The Shape Of Bagels To Come

It's been quite a long time since I last wrote anything, period. I don't have a terribly glorious reason why, either. I spent a little more than two months of my free time with Grand Theft Auto 4. It was fantastic, an amazing video game from a series that has produced the best video games of the post-Nintendo dominance era. For the most parts, video games have fallen into this shooter/football game rut. The Grand Theft Auto games are pretty much the only ones that ever hold my interest for very long. GTA4, the 6th (or 9th, really) iteration of the series will end up for me, being one of the best entertainment experiences of the year. Up there with all the arty movies, and arty music. This being primarily a music blog, I am driven to make a parallel between GTA and the music world.


Lately, I've dusted off my well worn copy of Refused's 1998 album The Shape Of Punk To Come, one of those watershed albums in a genre (hardcore) that I find often gets mired in it's own strictures and it's desire not to mess with a formula that's worked. It's been a problem that's plagued hardcore, and punk in general since it's inception. The high points of hardcore can almost make up for the homogeny of it's ilk, The Bad Brains, Minor Threat, Black Flag, Husker Du, all produced albums that are high points not only of their genres but of their generations. But it's telling that all of those bands moved onto something else, musically. Some with success, some not so much. Minor Threat begat Fugazi, Land Speed Record begat Flip Your Wig, etc. etc.

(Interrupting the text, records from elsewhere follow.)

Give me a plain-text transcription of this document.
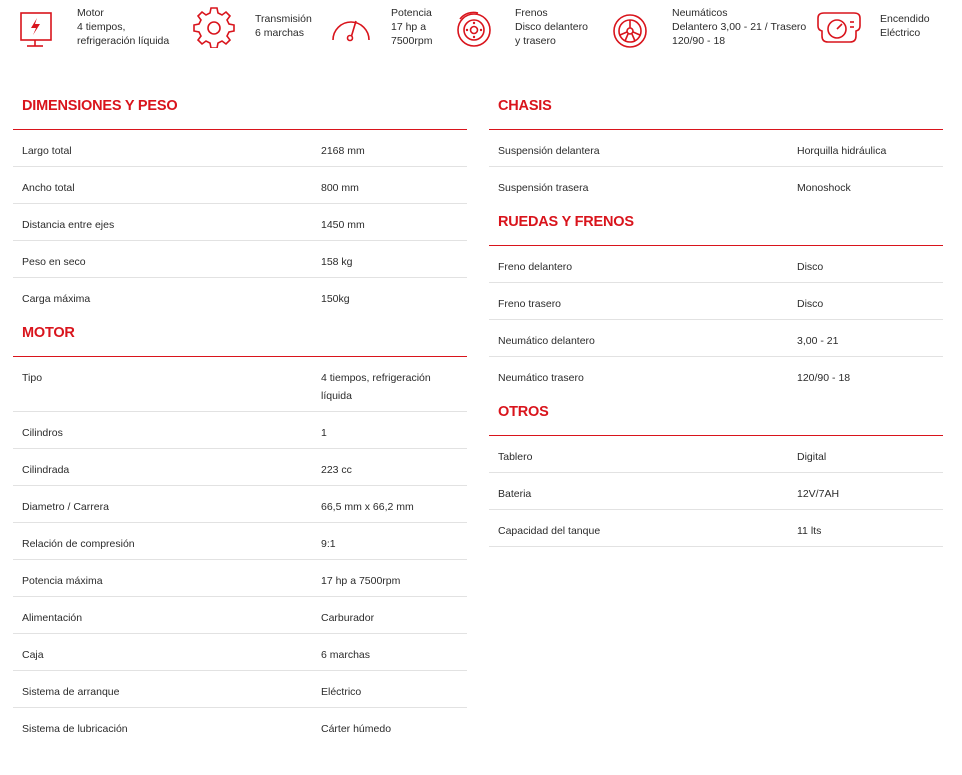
Motor
4 tiempos,
refrigeración líquida
Transmisión
6 marchas
Potencia
17 hp a
7500rpm
Frenos
Disco delantero
y trasero
Neumáticos
Delantero 3,00 - 21 / Trasero
120/90 - 18
Encendido
Eléctrico
DIMENSIONES Y PESO
Largo total	2168 mm
Ancho total	800 mm
Distancia entre ejes	1450 mm
Peso en seco	158 kg
Carga máxima	150kg
MOTOR
Tipo	4 tiempos, refrigeración líquida
Cilindros	1
Cilindrada	223 cc
Diametro / Carrera	66,5 mm x 66,2 mm
Relación de compresión	9:1
Potencia máxima	17 hp a 7500rpm
Alimentación	Carburador
Caja	6 marchas
Sistema de arranque	Eléctrico
Sistema de lubricación	Cárter húmedo
CHASIS
Suspensión delantera	Horquilla hidráulica
Suspensión trasera	Monoshock
RUEDAS Y FRENOS
Freno delantero	Disco
Freno trasero	Disco
Neumático delantero	3,00 - 21
Neumático trasero	120/90 - 18
OTROS
Tablero	Digital
Bateria	12V/7AH
Capacidad del tanque	11 lts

The Shape Of Punk To Come was a grenade to the face for me in 1998. Amid the dreck that somehow teenagers I knew started calling hardcore (Korn and Limp Bizkit were called hardcore by the unknowing people I was hanging out with at the time). I saw the video for "New Noise" and my mind was blown. It's amazing to even think of a video for a song like "New Noise" even being played in 1998 let alone now, ten years later. I promptly went out and bought The Shape Of Punk To Come. This was punk? Holy shit, what had I been listening to. It was Epitaph, which was throwing all the seeds of this pop-punk emo shit, but I was totally falling for that shit while it was ramping up. And then this came along. So I started digging. I heard Husker Du, I found out what that clip of The Bad Brains that I saw a couple of years before was all about (I wrote a post about that about a year ago). The thing about The Shape Of Punk To Come, though was that it did about a million different things that it's predecessors didn't, or that they hadn't even thought was possible. Violins, vibraphones, upright bass, constantly shifting song structures, burbling techno passages interrupting songs. It's fiery, it's invigorating, it's fucking fun as hell to listen to in the car, all alone, windows down, screaming along.

And sorry to get your hopes up about any return to blogging form, I'm hopping down to Florida Thursday afternoon, I'll be back Monday, with some pictures and such things.

Also, I'd like to happily announce that I've lost 25 pounds. And not as in I was pickpocketed in London, lost 25 pounds.